New customer care/billing systems can also address the current areas of concern that are facing our competitive utilities, e.g. staff motivation and integration of information in a usable form. However, as with other business areas where new software is being planned, it is often necessary to rethink and re-engineer many existing business processes prior to installation. A clear three-part programme of: plan; build; and implement is usually called for.

Shape up for the 21st Century

Your decision really boils down to choosing between two different concepts of an ERP implementation: are you `just replacing the software`, or are you putting your business processes and the supporting IT in good shape for the 21st century?

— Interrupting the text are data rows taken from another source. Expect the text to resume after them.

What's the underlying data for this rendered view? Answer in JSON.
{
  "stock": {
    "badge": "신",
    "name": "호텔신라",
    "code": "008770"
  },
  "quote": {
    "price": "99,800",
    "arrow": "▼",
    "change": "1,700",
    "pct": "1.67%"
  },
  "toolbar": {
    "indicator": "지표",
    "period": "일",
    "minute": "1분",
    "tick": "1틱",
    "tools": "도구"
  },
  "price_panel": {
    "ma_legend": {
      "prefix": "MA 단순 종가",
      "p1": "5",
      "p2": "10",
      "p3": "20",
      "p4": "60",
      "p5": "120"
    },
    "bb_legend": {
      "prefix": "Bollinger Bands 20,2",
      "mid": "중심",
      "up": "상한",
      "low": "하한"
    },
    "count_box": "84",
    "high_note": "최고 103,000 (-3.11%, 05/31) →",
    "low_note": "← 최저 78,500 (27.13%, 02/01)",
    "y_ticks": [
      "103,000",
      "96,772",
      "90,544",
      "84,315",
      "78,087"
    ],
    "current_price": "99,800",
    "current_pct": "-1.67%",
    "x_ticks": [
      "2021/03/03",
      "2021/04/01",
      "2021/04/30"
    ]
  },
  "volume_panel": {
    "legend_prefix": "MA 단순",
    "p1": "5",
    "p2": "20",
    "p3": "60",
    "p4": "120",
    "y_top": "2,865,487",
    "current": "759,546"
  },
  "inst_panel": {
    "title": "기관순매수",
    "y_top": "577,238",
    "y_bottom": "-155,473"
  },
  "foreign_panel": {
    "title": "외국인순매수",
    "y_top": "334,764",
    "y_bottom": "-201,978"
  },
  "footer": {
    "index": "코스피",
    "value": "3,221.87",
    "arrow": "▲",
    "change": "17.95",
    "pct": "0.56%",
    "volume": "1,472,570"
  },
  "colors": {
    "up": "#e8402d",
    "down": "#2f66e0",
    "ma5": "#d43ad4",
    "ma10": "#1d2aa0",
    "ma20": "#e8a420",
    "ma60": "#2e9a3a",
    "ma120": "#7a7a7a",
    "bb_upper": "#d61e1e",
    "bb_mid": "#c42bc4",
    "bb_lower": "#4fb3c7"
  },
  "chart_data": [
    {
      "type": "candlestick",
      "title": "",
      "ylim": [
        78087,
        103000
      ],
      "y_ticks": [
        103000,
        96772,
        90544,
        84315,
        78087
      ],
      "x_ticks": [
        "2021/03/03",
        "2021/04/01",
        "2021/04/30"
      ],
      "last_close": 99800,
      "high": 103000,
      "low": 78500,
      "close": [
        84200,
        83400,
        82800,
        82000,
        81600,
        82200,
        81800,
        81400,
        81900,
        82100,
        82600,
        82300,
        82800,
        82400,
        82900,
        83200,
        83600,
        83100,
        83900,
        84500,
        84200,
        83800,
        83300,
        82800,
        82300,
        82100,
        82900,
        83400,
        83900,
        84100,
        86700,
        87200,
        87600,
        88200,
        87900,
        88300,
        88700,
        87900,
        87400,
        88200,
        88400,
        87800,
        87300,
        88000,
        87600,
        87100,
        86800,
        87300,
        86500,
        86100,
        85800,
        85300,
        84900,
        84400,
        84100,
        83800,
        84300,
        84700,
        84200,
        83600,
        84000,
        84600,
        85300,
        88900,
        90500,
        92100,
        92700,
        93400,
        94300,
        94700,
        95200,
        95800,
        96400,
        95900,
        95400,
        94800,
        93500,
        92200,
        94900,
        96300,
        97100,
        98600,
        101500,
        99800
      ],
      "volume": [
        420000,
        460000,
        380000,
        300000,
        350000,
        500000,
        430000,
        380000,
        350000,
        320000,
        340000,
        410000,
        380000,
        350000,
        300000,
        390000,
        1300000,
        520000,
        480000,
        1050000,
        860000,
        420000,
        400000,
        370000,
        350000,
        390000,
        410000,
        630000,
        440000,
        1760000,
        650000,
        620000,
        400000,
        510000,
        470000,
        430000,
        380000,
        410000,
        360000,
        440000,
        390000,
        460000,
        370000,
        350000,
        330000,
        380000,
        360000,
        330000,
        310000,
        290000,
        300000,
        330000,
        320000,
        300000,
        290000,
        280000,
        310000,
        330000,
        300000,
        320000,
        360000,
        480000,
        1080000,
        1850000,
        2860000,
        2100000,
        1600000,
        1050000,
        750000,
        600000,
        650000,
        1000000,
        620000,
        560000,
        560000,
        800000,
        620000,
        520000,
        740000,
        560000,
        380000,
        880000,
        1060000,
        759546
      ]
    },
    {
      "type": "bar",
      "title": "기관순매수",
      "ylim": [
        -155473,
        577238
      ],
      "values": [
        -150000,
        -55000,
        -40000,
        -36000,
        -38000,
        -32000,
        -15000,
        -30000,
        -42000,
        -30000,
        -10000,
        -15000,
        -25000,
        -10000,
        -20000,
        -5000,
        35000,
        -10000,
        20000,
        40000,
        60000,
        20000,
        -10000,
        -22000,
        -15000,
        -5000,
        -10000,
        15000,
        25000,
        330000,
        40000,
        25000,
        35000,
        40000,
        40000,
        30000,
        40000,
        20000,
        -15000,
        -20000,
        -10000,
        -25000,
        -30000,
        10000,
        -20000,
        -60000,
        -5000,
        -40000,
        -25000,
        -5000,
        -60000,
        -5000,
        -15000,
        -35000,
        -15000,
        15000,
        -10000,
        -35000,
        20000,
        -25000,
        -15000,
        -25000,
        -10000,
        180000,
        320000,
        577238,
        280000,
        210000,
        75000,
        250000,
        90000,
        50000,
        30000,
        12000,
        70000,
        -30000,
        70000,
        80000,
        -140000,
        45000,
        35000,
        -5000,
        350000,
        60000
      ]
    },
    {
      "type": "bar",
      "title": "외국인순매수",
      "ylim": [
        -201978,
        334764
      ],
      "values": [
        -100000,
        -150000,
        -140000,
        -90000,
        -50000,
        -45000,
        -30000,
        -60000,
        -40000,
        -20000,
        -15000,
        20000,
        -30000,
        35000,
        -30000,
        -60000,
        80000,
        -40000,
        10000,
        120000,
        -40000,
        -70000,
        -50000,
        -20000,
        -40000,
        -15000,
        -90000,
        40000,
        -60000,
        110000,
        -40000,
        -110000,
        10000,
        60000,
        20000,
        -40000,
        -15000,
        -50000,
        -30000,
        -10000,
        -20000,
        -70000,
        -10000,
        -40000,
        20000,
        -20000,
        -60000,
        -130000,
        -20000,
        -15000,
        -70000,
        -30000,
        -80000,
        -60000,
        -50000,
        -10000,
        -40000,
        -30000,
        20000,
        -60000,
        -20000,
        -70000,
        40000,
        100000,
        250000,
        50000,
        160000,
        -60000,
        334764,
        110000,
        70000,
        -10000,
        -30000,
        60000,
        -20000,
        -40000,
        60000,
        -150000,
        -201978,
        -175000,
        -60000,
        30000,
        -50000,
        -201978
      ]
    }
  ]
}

In our view the latter is what you should be aiming for. If you aim simply to replace software, you will throw away three-quarters of the potential benefits – the benefits of better business processes, improved flexibility, and increased competitiveness that such a move can deliver.

But how are you going to choose the right implementation partner? We suggest that in addition to such obvious credentials as a sound track record in package implementation and good reference sites, you should also look for a partner with proven industry-specific skills and a strong relationship with your chosen ERP package vendor

The concept of outsourcing not only the `build phase` but the `run phase` is rapidly gaining ground, particularly as IT skills shortages increase and, if you intend to consider this option, you must add experience of running outsourced IT to the list of qualities needed in your chosen consultancy.

A good consultancy can not only be key to giving you the benefits you are seeking; they can also steer you around the pitfalls. Caution is needed in respect of vendor claims about their packages` ability to handle euro trading, for example, or support for electronic commerce, including doing business over the Internet. A good consultancy and implementation partner will also have the skills to guide you through these complex and topical issues.


In conclusion, we would summarise our advice for those contemplating an overhaul of their IT as follows:

– Seize the opportunity to align your IT systems to your business needs and do not think of the exercise as one of simply replacing your software.

– For many companies a package-based solution can deliver 85-90 per cent of what you need – but the remaining 10-15 per cent can be vital to your competitive edge.

– Consider the package as an integration backbone for your corporate systems.

– Implementation can be trouble-fee provided it is in the safe hands of an implementation team that understands the pitfalls and also how to get the maximum return on your investment in new systems.

– Get independent professional advice on package selection.

– Look forward to where you will be post- implementation: is it an opportunity to review the cost-effectiveness of your IT and the possibilities of outsourcing?

A solution based on an ERP package can bring immense benefits across your entire business, by functioning as a new corporate nervous system with the power to revitalise your competitiveness, responsiveness and efficiency – provided you don`t forget the 10 -15 per cent where customised software will be needed. For many companies such a move is literally inevitable, and for any company it is a major operation. That, in our view, is why those undertaking it must get the help of experienced IT surgeons who have perfected the operation.

But like every other major business decision it has to be taken with sound advice and implemented with total professionalism.